Эти звуки, в дикой муке, сказку ужасов твердят… [2] – шепчу я шершавыми губами, а в камине последний раз вспыхивает и гаснет пламя. На мгновение мне кажется, что душераздирающий аккорд звучит в моей голове, а потом всё внезапно стихает, и в комнате появляются призраки. Пустые глазницы, точно окна в Преисподнюю, темнеют из голых черепов, костлявые прозрачные руки прижимают к затянутым в драные хламиды телам музыкальные инструменты, а от голых стоп Отцов Гильдии разбегаются по полу дорожки инея.

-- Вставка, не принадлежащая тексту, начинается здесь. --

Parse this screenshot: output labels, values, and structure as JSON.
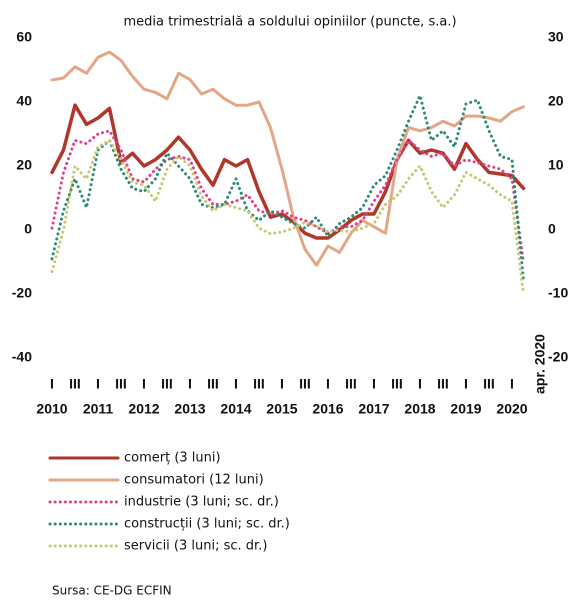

– Мы пришли за оплатой, – звучит у меня в голове невыразительный голос, а на столе, там, куда указывает высохшая рука мертвого волынщика, появляется свиток. Тот самый, с непонятными рунами, подписанный когда-то моей собственной кровью.
– Сыграй с нами, Трубадур!
Холодеющей рукой я нащупываю прислоненный к креслу китаррон, но тут в оцепеневшую мерзлую комнату влетает звук легких торопливых шагов. Хлопает дверь прихожей, и мое сердце сжимается от боли. Лина. Нет!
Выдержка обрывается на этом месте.